Title: Itraconazole/TPGS/Aerosil (R) 200 solid dispersions Characterization, physical stability and in vivo performance
Authors: Van Eerdenbrugh, Bernard ×
Van Speybroeck, Michiel
Mols, Rafaƫl
Houthoofd, Kristof
Martens, Johan
Froyen, Ludo
Van Humbeeck, Jan
Augustijns, Patrick
Van den Mooter, Guy #
Issue Date: Oct-2009
Publisher: Elsevier science bv
Series Title: European journal of pharmaceutical sciences vol:38 issue:3 pages:270-278
Abstract: Solid dispersions were successfully prepared by co-spray-drying of TPGS-stabilized itraconazole nanosuspensions with Aerosil (R) 200, followed by heat treatment of the powders. The itraconazole/Aerosil (R) 200 weight ratios amounted to 50/50, 30/70, 40/60 and 20/80. The itraconazole content of the powders was close to the expected value, with relative errors between 0.3% and 7.8%. X-ray powder diffraction (XRPD), solid state NMR (SSNMR) and differential scanning calorimetry (DSC) evaluation on the powders revealed the formation of amorphous itraconazole and the absence of glassy itraconazole.

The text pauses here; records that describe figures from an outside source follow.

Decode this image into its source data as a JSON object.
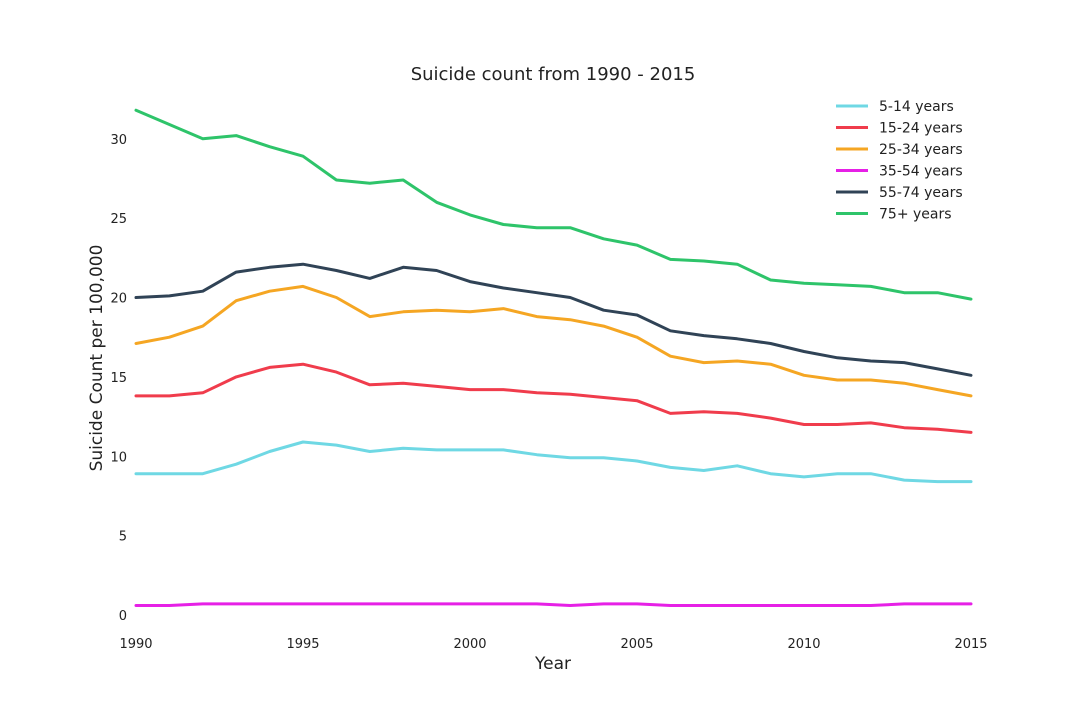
{
  "chart_data": {
    "type": "line",
    "title": "Suicide count from 1990 - 2015",
    "xlabel": "Year",
    "ylabel": "Suicide Count per 100,000",
    "xlim": [
      1990,
      2015
    ],
    "ylim": [
      0,
      32
    ],
    "xticks": [
      1990,
      1995,
      2000,
      2005,
      2010,
      2015
    ],
    "yticks": [
      0,
      5,
      10,
      15,
      20,
      25,
      30
    ],
    "grid": false,
    "legend_position": "top-right",
    "x": [
      1990,
      1991,
      1992,
      1993,
      1994,
      1995,
      1996,
      1997,
      1998,
      1999,
      2000,
      2001,
      2002,
      2003,
      2004,
      2005,
      2006,
      2007,
      2008,
      2009,
      2010,
      2011,
      2012,
      2013,
      2014,
      2015
    ],
    "series": [
      {
        "name": "5-14 years",
        "color": "#6fd8e4",
        "values": [
          8.9,
          8.9,
          8.9,
          9.5,
          10.3,
          10.9,
          10.7,
          10.3,
          10.5,
          10.4,
          10.4,
          10.4,
          10.1,
          9.9,
          9.9,
          9.7,
          9.3,
          9.1,
          9.4,
          8.9,
          8.7,
          8.9,
          8.9,
          8.5,
          8.4,
          8.4
        ]
      },
      {
        "name": "15-24 years",
        "color": "#f03c4c",
        "values": [
          13.8,
          13.8,
          14.0,
          15.0,
          15.6,
          15.8,
          15.3,
          14.5,
          14.6,
          14.4,
          14.2,
          14.2,
          14.0,
          13.9,
          13.7,
          13.5,
          12.7,
          12.8,
          12.7,
          12.4,
          12.0,
          12.0,
          12.1,
          11.8,
          11.7,
          11.5
        ]
      },
      {
        "name": "25-34 years",
        "color": "#f5a623",
        "values": [
          17.1,
          17.5,
          18.2,
          19.8,
          20.4,
          20.7,
          20.0,
          18.8,
          19.1,
          19.2,
          19.1,
          19.3,
          18.8,
          18.6,
          18.2,
          17.5,
          16.3,
          15.9,
          16.0,
          15.8,
          15.1,
          14.8,
          14.8,
          14.6,
          14.2,
          13.8
        ]
      },
      {
        "name": "35-54 years",
        "color": "#e620e6",
        "values": [
          0.6,
          0.6,
          0.7,
          0.7,
          0.7,
          0.7,
          0.7,
          0.7,
          0.7,
          0.7,
          0.7,
          0.7,
          0.7,
          0.6,
          0.7,
          0.7,
          0.6,
          0.6,
          0.6,
          0.6,
          0.6,
          0.6,
          0.6,
          0.7,
          0.7,
          0.7
        ]
      },
      {
        "name": "55-74 years",
        "color": "#304356",
        "values": [
          20.0,
          20.1,
          20.4,
          21.6,
          21.9,
          22.1,
          21.7,
          21.2,
          21.9,
          21.7,
          21.0,
          20.6,
          20.3,
          20.0,
          19.2,
          18.9,
          17.9,
          17.6,
          17.4,
          17.1,
          16.6,
          16.2,
          16.0,
          15.9,
          15.5,
          15.1
        ]
      },
      {
        "name": "75+ years",
        "color": "#2ec46a",
        "values": [
          31.8,
          30.9,
          30.0,
          30.2,
          29.5,
          28.9,
          27.4,
          27.2,
          27.4,
          26.0,
          25.2,
          24.6,
          24.4,
          24.4,
          23.7,
          23.3,
          22.4,
          22.3,
          22.1,
          21.1,
          20.9,
          20.8,
          20.7,
          20.3,
          20.3,
          19.9
        ]
      }
    ]
  }
}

Dissolution of the powders was enhanced compared to crystalline and glassy itraconazole (a 2-dimensional structured form of itraconazole). However, no clear trend could be observed between drug loading and dissolution performance of the solid dispersions. Upon storage, conversion to crystalline itraconazole was observed for the 50/50 powder based on XRPD, SSNMR and DSC measurements. Although the 40/60 powder remained X-ray amorphous upon storage. DSC did reveal that a small fraction (7.5 +/- 1.6% after 10 months of storage) of itraconazole crystallized upon storage. For the 30/70 and 20/80 dispersions, no crystallization could be seen. After 10 months of storage, important changes in the dissolution behavior of the powders were observed. A decrease in dissolution performance was seen for the 50/50 dispersion, which could be attributed to the crystallization of itraconazole. On the other hand, the 40/60,30/70 and 20/80 dispersions showed an increase in dissolution rate (more than 60% after 10 min). Although not completely clear at this stage, adsorption of itraconazole onto the Aerosil (R) 200 surface during storage might be responsible for this behavior. Finally, in vivo experiments were performed in the rat. Oral bioavailability of the 30/70 dispersion was, although lower compared to the marketed Sporanox (R) formulation, significantly enhanced compared to the crystalline drug. (C) 2009 Elsevier B.V. All rights reserved.
ISSN: 0928-0987
Publication status: published
KU Leuven publication type: IT
Appears in Collections:Centre for Surface Chemistry and Catalysis
Physical Metallurgy and Materials Engineering Section (-)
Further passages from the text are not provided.